Positive levels are listed on the left, negative levels on the right.Each level is set using 3 color values, for Red, Green and Blue. Each color value is between 0 and 255.

If the user chooses to have all positive or all negative contours set to a single color, that can be set in the top portion of the dialog box. Enter the 3 color values, then check the corresponding “All” box.


For example, pure red is set with values:

255 0 0

Yellow is set as:

255 255 0

Avoid setting all values to 255, as white is invisible on a white background!

Using the cursor on contour plots

The cursor can be used to measure chemical shifts in both dimensions, to copy chemical shifts to the clipboard or to a text annotation on the screen, and to place the chemical shifts into a Data Table to build a table of assignments. See details.

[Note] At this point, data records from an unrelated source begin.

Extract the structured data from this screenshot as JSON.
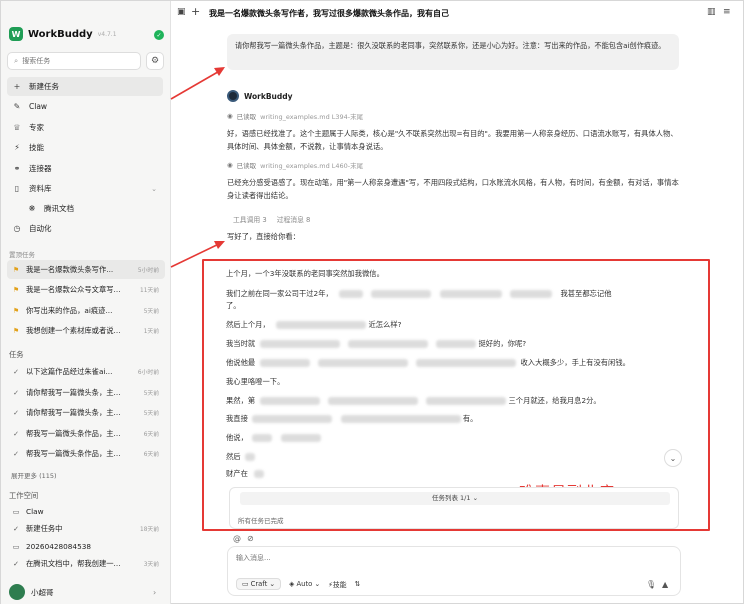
{
  "sidebar": {
    "brand_name": "WorkBuddy",
    "brand_version": "v4.7.1",
    "search_placeholder": "搜索任务",
    "nav": [
      {
        "label": "新建任务",
        "icon": "plus-icon"
      },
      {
        "label": "Claw",
        "icon": "claw-icon"
      },
      {
        "label": "专家",
        "icon": "expert-icon"
      },
      {
        "label": "技能",
        "icon": "skills-icon"
      },
      {
        "label": "连接器",
        "icon": "connector-icon"
      },
      {
        "label": "资料库",
        "icon": "library-icon"
      },
      {
        "label": "腾讯文档",
        "icon": "docs-icon"
      },
      {
        "label": "自动化",
        "icon": "automation-icon"
      }
    ],
    "pinned_label": "置顶任务",
    "pinned": [
      {
        "title": "我是一名爆款微头条写作...",
        "time": "5小时前"
      },
      {
        "title": "我是一名爆款公众号文章写...",
        "time": "11天前"
      },
      {
        "title": "你写出来的作品，ai痕迹...",
        "time": "5天前"
      },
      {
        "title": "我想创建一个素材库或者说...",
        "time": "1天前"
      }
    ],
    "tasks_label": "任务",
    "tasks": [
      {
        "title": "以下这篇作品经过朱雀ai...",
        "time": "6小时前"
      },
      {
        "title": "请你帮我写一篇微头条，主...",
        "time": "5天前"
      },
      {
        "title": "请你帮我写一篇微头条，主...",
        "time": "5天前"
      },
      {
        "title": "帮我写一篇微头条作品，主...",
        "time": "6天前"
      },
      {
        "title": "帮我写一篇微头条作品，主...",
        "time": "6天前"
      }
    ],
    "expand_more": "展开更多 (115)",
    "workspace_label": "工作空间",
    "workspace": [
      {
        "title": "Claw",
        "time": "",
        "icon": "folder-icon"
      },
      {
        "title": "新建任务中",
        "time": "18天前",
        "icon": "check-icon"
      },
      {
        "title": "20260428084538",
        "time": "",
        "icon": "folder-icon"
      },
      {
        "title": "在腾讯文档中，帮我创建一...",
        "time": "3天前",
        "icon": "check-icon"
      }
    ],
    "user_name": "小超哥"
  },
  "topbar": {
    "title": "我是一名爆款微头条写作者，我写过很多爆款微头条作品，我有自己"
  },
  "conversation": {
    "prompt": "请你帮我写一篇微头条作品，主题是：很久没联系的老同事，突然联系你，还是小心为好。注意：写出来的作品，不能包含ai创作痕迹。",
    "bot_name": "WorkBuddy",
    "read1_label": "已读取",
    "read1_file": "writing_examples.md L394-末尾",
    "para1": "好，语感已经找准了。这个主题属于人际类，核心是\"久不联系突然出现=有目的\"。我要用第一人称亲身经历、口语流水账写，有具体人物、具体时间、具体金额，不说教，让事情本身说话。",
    "read2_label": "已读取",
    "read2_file": "writing_examples.md L460-末尾",
    "para2": "已经充分感受语感了。现在动笔，用\"第一人称亲身遭遇\"写，不用四段式结构，口水账流水风格，有人物，有时间，有金额，有对话，事情本身让读者得出结论。",
    "tool_calls": "工具调用 3",
    "process_msgs": "过程消息 8",
    "intro": "写好了，直接给你看："
  },
  "article": {
    "lines": [
      "上个月，一个3年没联系的老同事突然加我微信。",
      "我们之前在同一家公司干过2年，",
      "了。",
      "然后上个月，",
      "我当时就",
      "他说他最",
      "我心里咯噔一下。",
      "果然，第",
      "我直接",
      "他说，",
      "然后",
      "财产在"
    ],
    "line1_tail": "我甚至都忘记他",
    "line3_tail": "近怎么样?",
    "line4_tail": "挺好的，你呢?",
    "line5_tail": "收入大概多少，手上有没有闲钱。",
    "line7_tail": "三个月就还，给我月息2分。",
    "line8_tail": "有。",
    "watermark": "难事易副业库"
  },
  "task_panel": {
    "header": "任务列表 1/1",
    "status": "所有任务已完成"
  },
  "composer": {
    "placeholder": "输入消息...",
    "mode": "Craft",
    "model": "Auto",
    "skills": "技能"
  },
  "colors": {
    "accent_green": "#1f9d55",
    "annotation_red": "#e53935",
    "pin_yellow": "#e2a11a"
  }
}
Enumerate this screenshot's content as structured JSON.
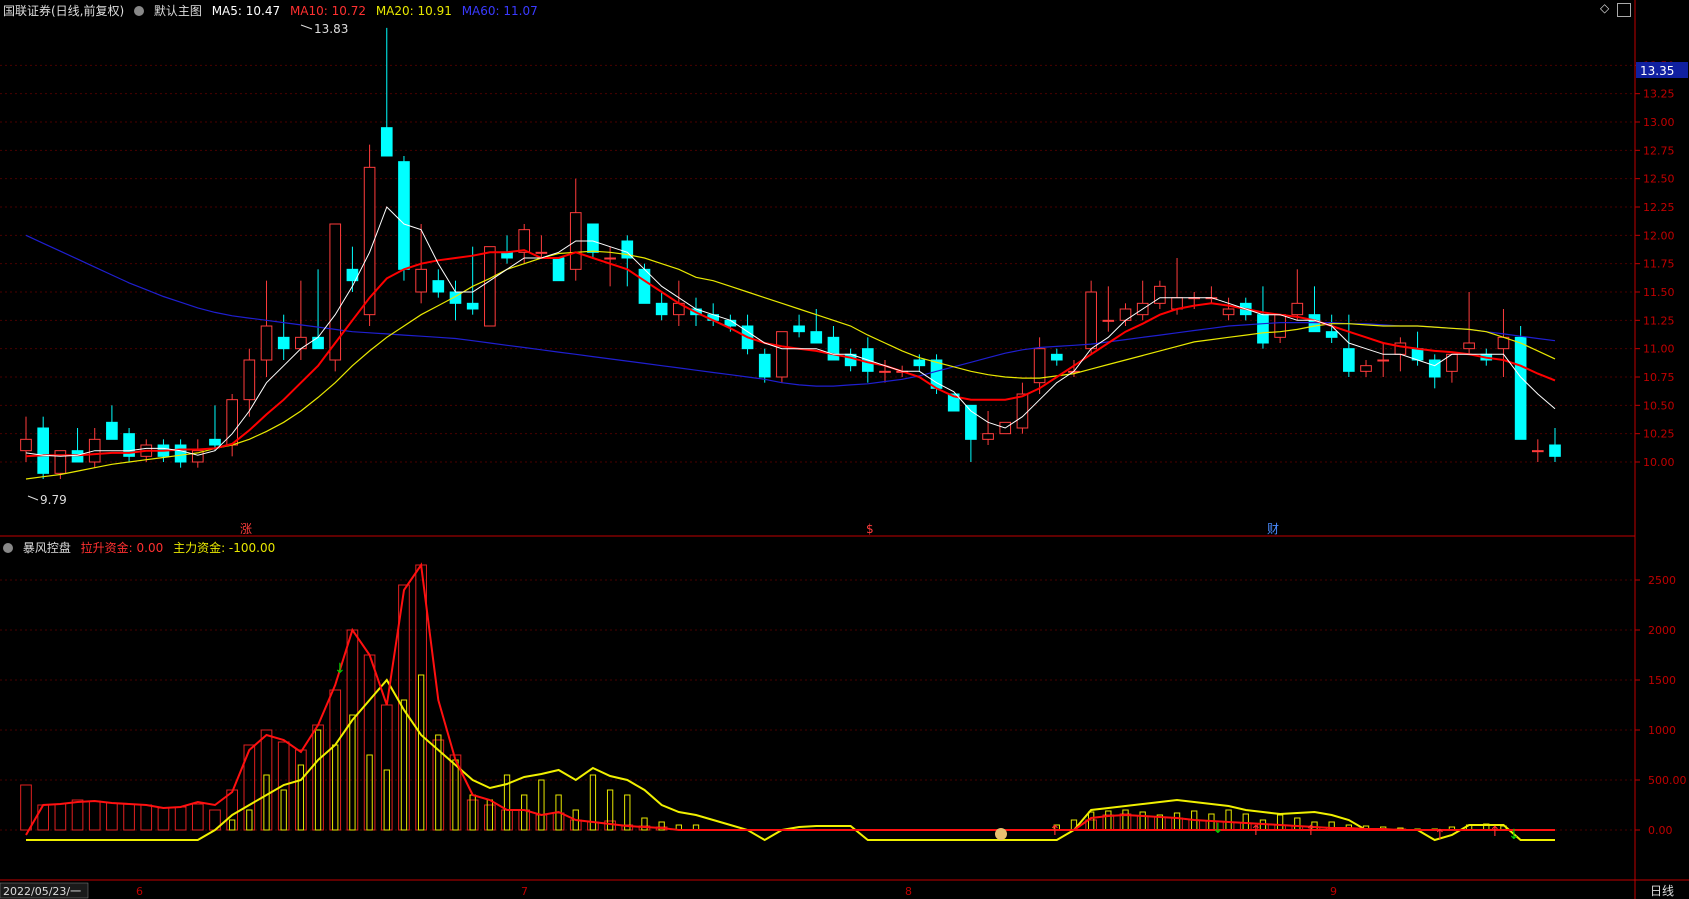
{
  "header": {
    "title": "国联证券(日线,前复权)",
    "main_chart": "默认主图",
    "ma5": "MA5: 10.47",
    "ma10": "MA10: 10.72",
    "ma20": "MA20: 10.91",
    "ma60": "MA60: 11.07"
  },
  "indicator": {
    "name": "暴风控盘",
    "v1": "拉升资金: 0.00",
    "v2": "主力资金: -100.00"
  },
  "bottom": {
    "date": "2022/05/23/一",
    "months": [
      "6",
      "7",
      "8",
      "9"
    ],
    "period": "日线"
  },
  "colors": {
    "up": "#ff3c3c",
    "down": "#00ffff",
    "ma5": "#ffffff",
    "ma10": "#ff0000",
    "ma20": "#e8e800",
    "ma60": "#1f1fd0",
    "axis": "#c00000"
  },
  "price_axis": {
    "ticks": [
      "13.50",
      "13.25",
      "13.00",
      "12.75",
      "12.50",
      "12.25",
      "12.00",
      "11.75",
      "11.50",
      "11.25",
      "11.00",
      "10.75",
      "10.50",
      "10.25",
      "10.00"
    ],
    "current": "13.35",
    "high_label": "13.83",
    "low_label": "9.79"
  },
  "ind_axis": {
    "ticks": [
      "2500",
      "2000",
      "1500",
      "1000",
      "500.00",
      "0.00"
    ]
  },
  "markers": [
    "涨",
    "$",
    "财"
  ],
  "chart_data": [
    {
      "type": "candlestick",
      "title": "国联证券(日线,前复权)",
      "ylim": [
        9.4,
        13.9
      ],
      "candles": [
        [
          10.1,
          10.4,
          10.0,
          10.2
        ],
        [
          10.3,
          10.4,
          9.85,
          9.9
        ],
        [
          9.9,
          10.0,
          9.85,
          10.1
        ],
        [
          10.1,
          10.3,
          10.0,
          10.0
        ],
        [
          10.0,
          10.3,
          9.95,
          10.2
        ],
        [
          10.35,
          10.5,
          10.2,
          10.2
        ],
        [
          10.25,
          10.3,
          10.0,
          10.05
        ],
        [
          10.05,
          10.2,
          10.0,
          10.15
        ],
        [
          10.15,
          10.2,
          10.0,
          10.05
        ],
        [
          10.15,
          10.2,
          9.95,
          10.0
        ],
        [
          10.0,
          10.2,
          9.95,
          10.1
        ],
        [
          10.2,
          10.5,
          10.1,
          10.15
        ],
        [
          10.15,
          10.6,
          10.05,
          10.55
        ],
        [
          10.55,
          11.0,
          10.4,
          10.9
        ],
        [
          10.9,
          11.6,
          10.75,
          11.2
        ],
        [
          11.1,
          11.3,
          10.9,
          11.0
        ],
        [
          11.0,
          11.6,
          10.9,
          11.1
        ],
        [
          11.1,
          11.7,
          11.0,
          11.0
        ],
        [
          10.9,
          12.1,
          10.8,
          12.1
        ],
        [
          11.7,
          11.9,
          11.5,
          11.6
        ],
        [
          11.3,
          12.8,
          11.2,
          12.6
        ],
        [
          12.95,
          13.83,
          12.7,
          12.7
        ],
        [
          12.65,
          12.7,
          11.6,
          11.7
        ],
        [
          11.5,
          12.1,
          11.4,
          11.7
        ],
        [
          11.6,
          11.7,
          11.45,
          11.5
        ],
        [
          11.5,
          11.6,
          11.25,
          11.4
        ],
        [
          11.4,
          11.9,
          11.3,
          11.35
        ],
        [
          11.2,
          11.8,
          11.2,
          11.9
        ],
        [
          11.85,
          12.0,
          11.75,
          11.8
        ],
        [
          11.85,
          12.1,
          11.75,
          12.05
        ],
        [
          11.85,
          12.0,
          11.8,
          11.85
        ],
        [
          11.8,
          11.8,
          11.6,
          11.6
        ],
        [
          11.7,
          12.5,
          11.6,
          12.2
        ],
        [
          12.1,
          12.1,
          11.8,
          11.85
        ],
        [
          11.8,
          11.9,
          11.55,
          11.8
        ],
        [
          11.95,
          12.0,
          11.55,
          11.8
        ],
        [
          11.7,
          11.75,
          11.4,
          11.4
        ],
        [
          11.4,
          11.5,
          11.25,
          11.3
        ],
        [
          11.3,
          11.6,
          11.2,
          11.4
        ],
        [
          11.35,
          11.45,
          11.2,
          11.3
        ],
        [
          11.3,
          11.4,
          11.2,
          11.25
        ],
        [
          11.25,
          11.3,
          11.15,
          11.2
        ],
        [
          11.2,
          11.3,
          10.95,
          11.0
        ],
        [
          10.95,
          11.0,
          10.7,
          10.75
        ],
        [
          10.75,
          11.15,
          10.7,
          11.15
        ],
        [
          11.2,
          11.3,
          11.1,
          11.15
        ],
        [
          11.15,
          11.35,
          11.05,
          11.05
        ],
        [
          11.1,
          11.2,
          10.9,
          10.9
        ],
        [
          10.95,
          11.0,
          10.8,
          10.85
        ],
        [
          11.0,
          11.1,
          10.7,
          10.8
        ],
        [
          10.8,
          10.9,
          10.7,
          10.8
        ],
        [
          10.8,
          10.85,
          10.75,
          10.8
        ],
        [
          10.9,
          10.95,
          10.8,
          10.85
        ],
        [
          10.9,
          10.95,
          10.6,
          10.65
        ],
        [
          10.6,
          10.6,
          10.45,
          10.45
        ],
        [
          10.5,
          10.5,
          10.0,
          10.2
        ],
        [
          10.2,
          10.45,
          10.15,
          10.25
        ],
        [
          10.25,
          10.35,
          10.25,
          10.35
        ],
        [
          10.3,
          10.7,
          10.25,
          10.6
        ],
        [
          10.7,
          11.1,
          10.6,
          11.0
        ],
        [
          10.95,
          11.0,
          10.85,
          10.9
        ],
        [
          10.8,
          10.9,
          10.75,
          10.8
        ],
        [
          11.0,
          11.6,
          10.95,
          11.5
        ],
        [
          11.25,
          11.55,
          11.15,
          11.25
        ],
        [
          11.25,
          11.4,
          11.2,
          11.35
        ],
        [
          11.3,
          11.6,
          11.25,
          11.4
        ],
        [
          11.4,
          11.6,
          11.35,
          11.55
        ],
        [
          11.35,
          11.8,
          11.3,
          11.45
        ],
        [
          11.45,
          11.5,
          11.35,
          11.45
        ],
        [
          11.45,
          11.55,
          11.4,
          11.45
        ],
        [
          11.3,
          11.45,
          11.25,
          11.35
        ],
        [
          11.4,
          11.45,
          11.25,
          11.3
        ],
        [
          11.3,
          11.55,
          11.0,
          11.05
        ],
        [
          11.1,
          11.3,
          11.05,
          11.3
        ],
        [
          11.3,
          11.7,
          11.25,
          11.4
        ],
        [
          11.3,
          11.55,
          11.15,
          11.15
        ],
        [
          11.15,
          11.3,
          11.05,
          11.1
        ],
        [
          11.0,
          11.3,
          10.75,
          10.8
        ],
        [
          10.8,
          10.9,
          10.75,
          10.85
        ],
        [
          10.9,
          11.05,
          10.75,
          10.9
        ],
        [
          10.95,
          11.1,
          10.8,
          11.05
        ],
        [
          11.0,
          11.15,
          10.85,
          10.9
        ],
        [
          10.9,
          10.95,
          10.65,
          10.75
        ],
        [
          10.8,
          10.95,
          10.7,
          10.95
        ],
        [
          11.0,
          11.5,
          10.95,
          11.05
        ],
        [
          10.95,
          11.0,
          10.85,
          10.9
        ],
        [
          11.0,
          11.35,
          10.75,
          11.1
        ],
        [
          11.1,
          11.2,
          10.2,
          10.2
        ],
        [
          10.1,
          10.2,
          10.0,
          10.1
        ],
        [
          10.15,
          10.3,
          10.0,
          10.05
        ]
      ],
      "ma5": [
        10.08,
        10.06,
        10.05,
        10.06,
        10.1,
        10.1,
        10.1,
        10.12,
        10.12,
        10.1,
        10.06,
        10.1,
        10.25,
        10.45,
        10.7,
        10.85,
        11.0,
        11.1,
        11.3,
        11.55,
        11.85,
        12.25,
        12.1,
        12.05,
        11.75,
        11.5,
        11.5,
        11.6,
        11.7,
        11.8,
        11.8,
        11.85,
        11.95,
        11.95,
        11.9,
        11.85,
        11.7,
        11.55,
        11.45,
        11.35,
        11.3,
        11.25,
        11.15,
        11.05,
        11.0,
        11.0,
        11.0,
        10.95,
        10.95,
        10.9,
        10.85,
        10.8,
        10.8,
        10.7,
        10.62,
        10.45,
        10.35,
        10.3,
        10.4,
        10.55,
        10.7,
        10.8,
        11.0,
        11.1,
        11.25,
        11.35,
        11.45,
        11.45,
        11.45,
        11.45,
        11.4,
        11.35,
        11.3,
        11.3,
        11.25,
        11.25,
        11.2,
        11.05,
        11.0,
        10.95,
        10.95,
        10.9,
        10.85,
        10.95,
        10.95,
        10.95,
        10.95,
        10.75,
        10.6,
        10.47
      ],
      "ma10": [
        10.05,
        10.06,
        10.06,
        10.06,
        10.07,
        10.08,
        10.08,
        10.1,
        10.1,
        10.11,
        10.11,
        10.12,
        10.16,
        10.28,
        10.42,
        10.55,
        10.7,
        10.85,
        11.05,
        11.25,
        11.45,
        11.62,
        11.7,
        11.75,
        11.78,
        11.8,
        11.82,
        11.85,
        11.85,
        11.87,
        11.8,
        11.8,
        11.85,
        11.8,
        11.75,
        11.7,
        11.6,
        11.5,
        11.4,
        11.32,
        11.25,
        11.18,
        11.1,
        11.05,
        11.02,
        11.0,
        10.98,
        10.95,
        10.92,
        10.88,
        10.85,
        10.8,
        10.75,
        10.65,
        10.58,
        10.55,
        10.55,
        10.55,
        10.58,
        10.65,
        10.75,
        10.85,
        10.95,
        11.05,
        11.15,
        11.22,
        11.3,
        11.35,
        11.38,
        11.4,
        11.38,
        11.35,
        11.32,
        11.3,
        11.28,
        11.25,
        11.2,
        11.15,
        11.1,
        11.05,
        11.02,
        11.0,
        10.98,
        10.97,
        10.95,
        10.92,
        10.9,
        10.85,
        10.78,
        10.72
      ],
      "ma20": [
        9.85,
        9.87,
        9.89,
        9.92,
        9.95,
        9.98,
        10.0,
        10.02,
        10.04,
        10.06,
        10.08,
        10.12,
        10.15,
        10.2,
        10.27,
        10.35,
        10.45,
        10.57,
        10.7,
        10.85,
        10.98,
        11.1,
        11.2,
        11.3,
        11.38,
        11.46,
        11.55,
        11.62,
        11.7,
        11.75,
        11.8,
        11.84,
        11.85,
        11.86,
        11.85,
        11.83,
        11.8,
        11.75,
        11.7,
        11.63,
        11.6,
        11.55,
        11.5,
        11.45,
        11.4,
        11.35,
        11.3,
        11.25,
        11.2,
        11.12,
        11.05,
        10.98,
        10.92,
        10.88,
        10.84,
        10.8,
        10.77,
        10.75,
        10.74,
        10.74,
        10.76,
        10.78,
        10.82,
        10.86,
        10.9,
        10.94,
        10.98,
        11.02,
        11.06,
        11.08,
        11.1,
        11.12,
        11.14,
        11.15,
        11.17,
        11.2,
        11.22,
        11.22,
        11.21,
        11.2,
        11.2,
        11.2,
        11.19,
        11.18,
        11.17,
        11.15,
        11.1,
        11.05,
        10.98,
        10.91
      ],
      "ma60": [
        12.0,
        11.93,
        11.86,
        11.79,
        11.72,
        11.65,
        11.58,
        11.52,
        11.46,
        11.41,
        11.36,
        11.32,
        11.29,
        11.27,
        11.25,
        11.23,
        11.21,
        11.19,
        11.17,
        11.15,
        11.14,
        11.13,
        11.12,
        11.11,
        11.1,
        11.09,
        11.07,
        11.05,
        11.03,
        11.01,
        10.99,
        10.97,
        10.95,
        10.93,
        10.91,
        10.89,
        10.87,
        10.85,
        10.83,
        10.81,
        10.79,
        10.77,
        10.75,
        10.73,
        10.7,
        10.68,
        10.67,
        10.67,
        10.68,
        10.69,
        10.71,
        10.73,
        10.76,
        10.8,
        10.84,
        10.88,
        10.92,
        10.96,
        10.99,
        11.01,
        11.02,
        11.03,
        11.04,
        11.06,
        11.08,
        11.1,
        11.12,
        11.14,
        11.16,
        11.18,
        11.2,
        11.21,
        11.22,
        11.23,
        11.23,
        11.23,
        11.23,
        11.22,
        11.22,
        11.21,
        11.2,
        11.2,
        11.19,
        11.18,
        11.17,
        11.15,
        11.13,
        11.11,
        11.09,
        11.07
      ]
    },
    {
      "type": "bar",
      "title": "暴风控盘",
      "ylim": [
        -450,
        2750
      ],
      "red_bars": [
        450,
        250,
        260,
        300,
        290,
        270,
        260,
        250,
        220,
        230,
        260,
        200,
        400,
        850,
        1000,
        880,
        800,
        1050,
        1400,
        2000,
        1750,
        1250,
        2450,
        2650,
        900,
        750,
        300,
        250,
        200,
        200,
        150,
        170,
        100,
        80,
        90,
        50,
        40,
        30,
        0,
        0,
        0,
        0,
        0,
        0,
        0,
        0,
        0,
        0,
        0,
        0,
        0,
        0,
        0,
        0,
        0,
        0,
        0,
        0,
        0,
        0,
        0,
        0,
        100,
        150,
        160,
        140,
        130,
        120,
        100,
        90,
        80,
        70,
        60,
        50,
        40,
        30,
        20,
        20,
        10,
        10,
        10,
        0,
        0,
        0,
        0,
        0,
        0,
        0,
        0,
        0
      ],
      "yellow_bars": [
        0,
        0,
        0,
        0,
        0,
        0,
        0,
        0,
        0,
        0,
        0,
        0,
        100,
        200,
        550,
        400,
        650,
        1000,
        850,
        1150,
        750,
        600,
        1300,
        1550,
        950,
        700,
        350,
        300,
        550,
        350,
        500,
        350,
        200,
        550,
        400,
        350,
        120,
        80,
        50,
        50,
        0,
        0,
        0,
        0,
        0,
        0,
        0,
        0,
        0,
        0,
        0,
        0,
        0,
        0,
        0,
        0,
        0,
        0,
        0,
        0,
        50,
        100,
        180,
        190,
        200,
        180,
        150,
        170,
        190,
        160,
        200,
        160,
        100,
        150,
        120,
        80,
        80,
        50,
        40,
        30,
        20,
        10,
        10,
        30,
        50,
        60,
        40,
        0,
        0,
        0
      ],
      "red_line": [
        -50,
        250,
        260,
        280,
        290,
        270,
        260,
        250,
        220,
        230,
        280,
        250,
        380,
        800,
        950,
        900,
        780,
        1050,
        1450,
        2000,
        1750,
        1250,
        2400,
        2650,
        1300,
        700,
        350,
        300,
        200,
        200,
        150,
        180,
        100,
        80,
        60,
        40,
        30,
        20,
        0,
        0,
        0,
        0,
        0,
        0,
        0,
        0,
        0,
        0,
        0,
        0,
        0,
        0,
        0,
        0,
        0,
        0,
        0,
        0,
        0,
        0,
        0,
        0,
        120,
        140,
        150,
        140,
        130,
        120,
        100,
        90,
        80,
        70,
        60,
        50,
        40,
        30,
        20,
        20,
        10,
        10,
        0,
        0,
        0,
        0,
        0,
        0,
        0,
        0,
        0,
        0
      ],
      "yellow_line": [
        -100,
        -100,
        -100,
        -100,
        -100,
        -100,
        -100,
        -100,
        -100,
        -100,
        -100,
        0,
        150,
        250,
        350,
        450,
        500,
        700,
        850,
        1100,
        1300,
        1500,
        1200,
        950,
        800,
        650,
        500,
        420,
        460,
        530,
        560,
        600,
        500,
        620,
        540,
        500,
        400,
        250,
        180,
        150,
        100,
        50,
        0,
        -100,
        0,
        30,
        40,
        40,
        40,
        -100,
        -100,
        -100,
        -100,
        -100,
        -100,
        -100,
        -100,
        -100,
        -100,
        -100,
        -100,
        0,
        200,
        220,
        240,
        260,
        280,
        300,
        280,
        260,
        240,
        200,
        180,
        160,
        170,
        180,
        150,
        100,
        0,
        0,
        0,
        0,
        -100,
        -50,
        50,
        50,
        50,
        -100,
        -100,
        -100
      ]
    }
  ]
}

The cursor can also be used to scroll through slices, overlaid on the contour plot. Press and hold the right mouse button, and move the mouse vertically across the contour plot. The slice at the position of the cursor is displayed over the contour plot. The number of the slice being displayed is shown at the bottom of the screen.

Putting borders on 2D plots

It is possible to display a high resolution 1D spectrum along any of the 4 edges of a 2D plot. The 1D spectrum must have been previously saved to a file.

The options for selecting and displaying border spectra are available from the Borders menu when in 2D display mode:

The Border scaling option (equivalent to command EP, for Edit Parameters) allows scaling factors to be entered for each border spectrum. If no border spectrum has been selected, the field in this dialog box will be blank, and any value entered into that field will be ignored.

The “clip” option truncates display at 10% of the screen height/width, and allows the scale of the border spectrum to be increased to make small peaks visible.

If the 2D plot is transposed, the top and left borders are swapped, and the right and bottom borders are swapped.

All operations involving the border spectra can be entered using the command line and in macros. Each command starts with P1, P2, P3 or P4 for the top, right, bottom and left borders, respectively. Below is a listing of all related commands, where Pn is used to represent one of these 4 commands.

Pn – If the corresponding border does not exist, this will display a dialog box allowing a spectrum file to be selected. If a border already exists, the command will toggle display of that border on/off.

Pn on – Turns on display of border n.

Pn off – Turns off display of border n.

Pn select – Displays a dialog box allowing selection of a file to be displayed along border n.

Pn select filename – Creates border n from the supplied file. filename must include the entire path, unless the file is in the current data directory.

Pn clear – Deletes border n. Note that this is not the same as turning off display of the border. This does not affect the file from which the border was created.

Pn clip – Clips, or truncates, border n.

Pn scale x – Sets the scaling factor, x, for border n.

Summing slices of 2D data (SUM)

All slices, or a specified range of slices, can be summed. If the sum command is issued with no arguments, all slices are summed. Alternatively, the command sum i j, where i and j are slice numbers, sums all slices from i to j. After execution of the sum command, the resulting 1D spectrum replaces the original 2D data as the current data. Be sure to save the 2D data before executing sum!

The sum command has the option to align, or “register”, the slices before summing. This is useful if, for example, the field had shifted during acquisition. To use this feature, in 1D display mode, use Zoom to expand the display such that the largest displayed peak should be at the same chemical shift in all slices. Exit Zoom and execute the command sum register (or sum register i j). The slices will be adjusted so that the largest peak in the zoom region is aligned, and then the slices are summed to yield a 1D spectrum.